710.Consultation (2)/204b: Telegram

The Secretary of State to the Consul at Bordeaux (Waterman)

171. Please communicate the following message immediately to Ambassador Biddle:49

[Page 494]

“The President desires you to inform the Prime Minister50 at the earliest possible moment that in view of the decision of the French Cabinet to ask for the terms of an armistice from Germany, the President feels sure that the Prime Minister will bear in mind the traditional policy of the United States with regard to the Western Hemisphere which would make it impossible for the United States to recognize any transfer or to acquiesce in any attempt to transfer any geographic region of the Western Hemisphere from one non-American power to another non-American power.

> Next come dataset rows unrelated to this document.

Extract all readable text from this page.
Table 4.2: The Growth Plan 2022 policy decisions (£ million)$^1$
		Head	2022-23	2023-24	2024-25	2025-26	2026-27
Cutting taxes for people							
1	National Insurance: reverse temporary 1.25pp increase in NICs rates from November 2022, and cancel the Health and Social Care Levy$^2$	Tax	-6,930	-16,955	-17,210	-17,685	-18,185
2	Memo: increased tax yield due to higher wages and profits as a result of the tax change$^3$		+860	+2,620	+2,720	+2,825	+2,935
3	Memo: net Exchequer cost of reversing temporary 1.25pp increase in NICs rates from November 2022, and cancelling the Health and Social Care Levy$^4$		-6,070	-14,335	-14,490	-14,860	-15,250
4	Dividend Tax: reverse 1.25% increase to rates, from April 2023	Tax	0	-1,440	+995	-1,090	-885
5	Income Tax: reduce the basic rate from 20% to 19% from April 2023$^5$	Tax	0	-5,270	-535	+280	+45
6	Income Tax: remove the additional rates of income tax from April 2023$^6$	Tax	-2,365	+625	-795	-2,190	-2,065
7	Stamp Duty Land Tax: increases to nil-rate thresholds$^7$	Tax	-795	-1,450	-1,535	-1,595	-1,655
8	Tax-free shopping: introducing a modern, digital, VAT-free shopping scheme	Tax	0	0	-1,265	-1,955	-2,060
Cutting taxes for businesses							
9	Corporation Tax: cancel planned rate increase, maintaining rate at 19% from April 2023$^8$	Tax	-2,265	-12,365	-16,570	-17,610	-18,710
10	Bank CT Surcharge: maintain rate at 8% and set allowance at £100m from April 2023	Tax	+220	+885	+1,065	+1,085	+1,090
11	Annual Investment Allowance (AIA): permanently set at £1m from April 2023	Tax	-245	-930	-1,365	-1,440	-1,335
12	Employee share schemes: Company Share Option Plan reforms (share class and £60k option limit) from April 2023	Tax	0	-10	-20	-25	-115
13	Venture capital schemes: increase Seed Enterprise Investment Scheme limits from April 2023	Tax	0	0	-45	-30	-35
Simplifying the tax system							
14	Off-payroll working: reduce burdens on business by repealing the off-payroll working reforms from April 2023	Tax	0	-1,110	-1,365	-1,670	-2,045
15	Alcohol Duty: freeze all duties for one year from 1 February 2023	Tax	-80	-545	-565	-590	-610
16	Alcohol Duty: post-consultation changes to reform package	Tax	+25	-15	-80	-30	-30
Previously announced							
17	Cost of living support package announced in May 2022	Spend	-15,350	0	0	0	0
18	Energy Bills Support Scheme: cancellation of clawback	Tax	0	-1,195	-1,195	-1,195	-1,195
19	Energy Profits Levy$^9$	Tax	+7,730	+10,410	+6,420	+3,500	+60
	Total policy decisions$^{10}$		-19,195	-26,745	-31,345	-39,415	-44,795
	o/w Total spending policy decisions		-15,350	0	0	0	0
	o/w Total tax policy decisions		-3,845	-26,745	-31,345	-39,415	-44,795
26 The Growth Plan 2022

Should conditions in the judgment of this Government make such a step necessary, the United States would be prepared in conjunction with the other American Republics to undertake to constitute an inter-American trusteeship for the French possessions in the Western Hemisphere, this trusteeship to be of a temporary character and to continue only until such time as the complete autonomy and independence of France were fully restored.”

Please telegraph the results of your conversation in this sense with the Prime Minister.

A statement of the position of the United States in this regard has been likewise officially communicated to the Governments of Germany and of Italy.

Hull
  1. Anthony J. Drexel Biddle, Deputy Ambassador in France.
  2. Henri Philippe Pétain, appointed President of the French Council of Ministers on June 16, 1940.